Our interviews and our experience suggest that wealth managers are struggling to rationalize the demands of a constantly-changing environment against the need to maintain a clear vision and momentum.
Our interviews highlight the ongoing challenge managers face as they balance growth ambitions against risk management. While risk considerations must remain front and center – digitalization can help private banks and wealth management organizations reduce regulatory risk and improve overall compliance. For example, our global survey of investment management CEOs shows that more than half (51 percent) are already using predictive analytics to improve their risk management. And a growing number are starting to use audio and electronic surveillance technologies to improve compliance.

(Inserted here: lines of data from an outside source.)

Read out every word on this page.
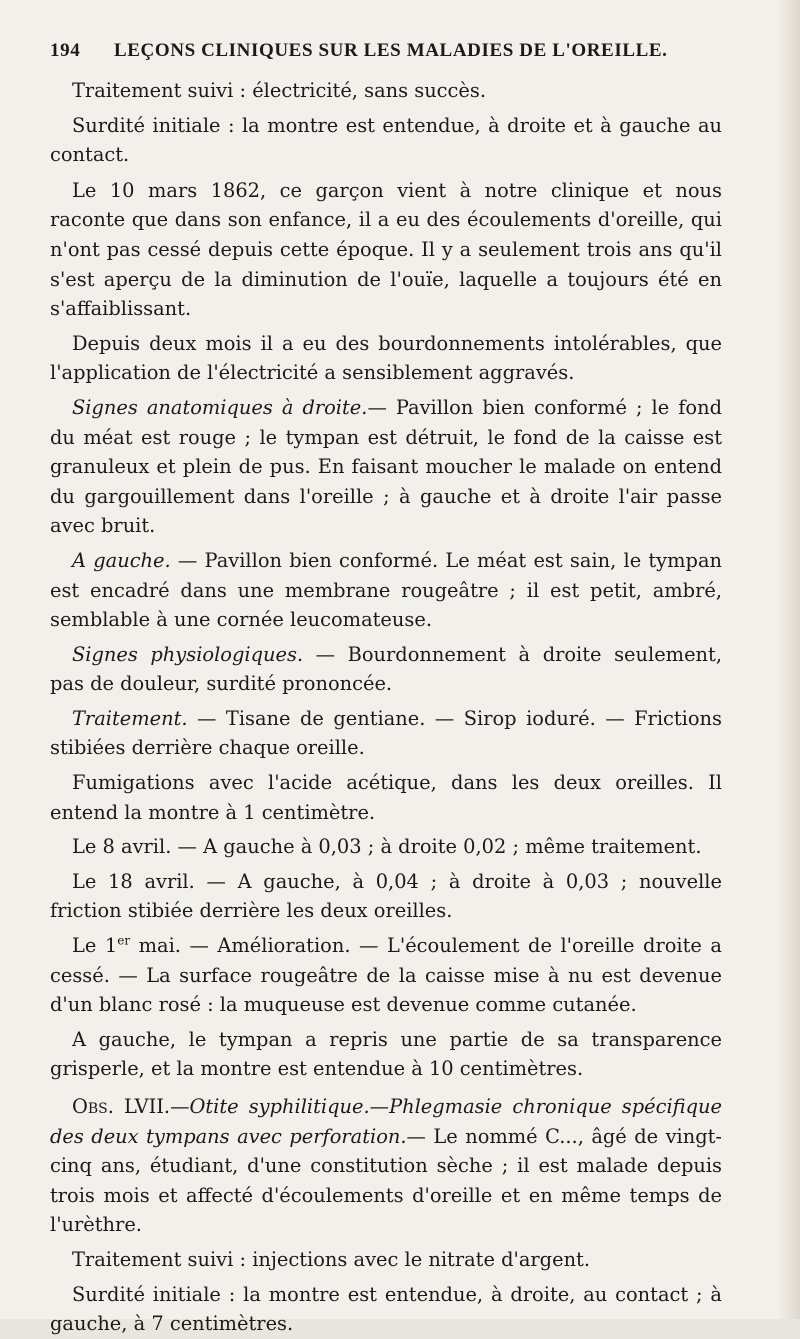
194	LEÇONS CLINIQUES SUR LES MALADIES DE L'OREILLE.

Traitement suivi : électricité, sans succès.

Surdité initiale : la montre est entendue, à droite et à gauche au contact.

Le 10 mars 1862, ce garçon vient à notre clinique et nous raconte que dans son enfance, il a eu des écoulements d'oreille, qui n'ont pas cessé depuis cette époque. Il y a seulement trois ans qu'il s'est aperçu de la diminution de l'ouïe, laquelle a toujours été en s'affaiblissant.

Depuis deux mois il a eu des bourdonnements intolérables, que l'application de l'électricité a sensiblement aggravés.

Signes anatomiques à droite.— Pavillon bien conformé ; le fond du méat est rouge ; le tympan est détruit, le fond de la caisse est granuleux et plein de pus. En faisant moucher le malade on entend du gargouillement dans l'oreille ; à gauche et à droite l'air passe avec bruit.

A gauche. — Pavillon bien conformé. Le méat est sain, le tympan est encadré dans une membrane rougeâtre ; il est petit, ambré, semblable à une cornée leucomateuse.

Signes physiologiques. — Bourdonnement à droite seulement, pas de douleur, surdité prononcée.

Traitement. — Tisane de gentiane. — Sirop ioduré. — Frictions stibiées derrière chaque oreille.

Fumigations avec l'acide acétique, dans les deux oreilles. Il entend la montre à 1 centimètre.

Le 8 avril. — A gauche à 0,03 ; à droite 0,02 ; même traitement.

Le 18 avril. — A gauche, à 0,04 ; à droite à 0,03 ; nouvelle friction stibiée derrière les deux oreilles.

Le 1er mai. — Amélioration. — L'écoulement de l'oreille droite a cessé. — La surface rougeâtre de la caisse mise à nu est devenue d'un blanc rosé : la muqueuse est devenue comme cutanée.

A gauche, le tympan a repris une partie de sa transparence grisperle, et la montre est entendue à 10 centimètres.

Obs. LVII.—Otite syphilitique.—Phlegmasie chronique spécifique des deux tympans avec perforation.— Le nommé C..., âgé de vingt-cinq ans, étudiant, d'une constitution sèche ; il est malade depuis trois mois et affecté d'écoulements d'oreille et en même temps de l'urèthre.

Traitement suivi : injections avec le nitrate d'argent.

Surdité initiale : la montre est entendue, à droite, au contact ; à gauche, à 7 centimètres.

“There is a massive shift in capital underway and digital will need to play a role in helping us keep these assets as they shift from one generation to the next,” noted one American executive. “But that is driving significant pressure to quickly deliver new technologies such as robo-investing and adjust our plans as the market changes.”
Our experience indicates that sustainable growth in the sector will require organizations to take a more holistic view of changing client demographics to ensure that their long-term vision for digital is flexible enough to respond to the needs of emerging segments.
According to a global survey of more than 70 investment management CEOs, understanding the demands of Millennials is a clear challenge. In fact, 92 percent say they are concerned or very concerned about their ability to understand this segment and their differing needs.
Many managers face massive challenges overcoming organizational and some admit that cultural inertia – sometimes fear – is slowing digital progress internally. According to CEOs, driving an innovative culture may be one of the most important aspects of encouraging innovation. And more than half (51 percent) say that their success in innovation depends on management’s innovation acumen.
“There are certainly still senior individuals who believe that nothing will change as a result of digital and are resistant to the agenda. So we’re thinking about the broader enablers of digitalization: How will we work in a digital world? How will we differentiate between failure and learning? How will we operate across silos? We need to answer these questions if we want to convince our employees and shift our culture,” suggested one European-based respondent.
No matter what segment of the market you focus on, digital will matter. It is clear that, for those focused on the mass affluent, digital will become a key differentiator and channel. But digital will also matter to high net worth and ultra high net worth segments. In fact, our experience suggests that the wealthy may have significant expectations for mobile and digital access to their assets.
The key will be in understanding what digital offerings, services and products matter to each client segment and then tailoring an approach that delivers on that experience expectation while simultaneously reducing costs, complexity and client pain points.
Wealth managers may want to think carefully about what information they are gathering during their KYC and client onboarding to ensure they have a clear understanding of each client’s needs and expectations.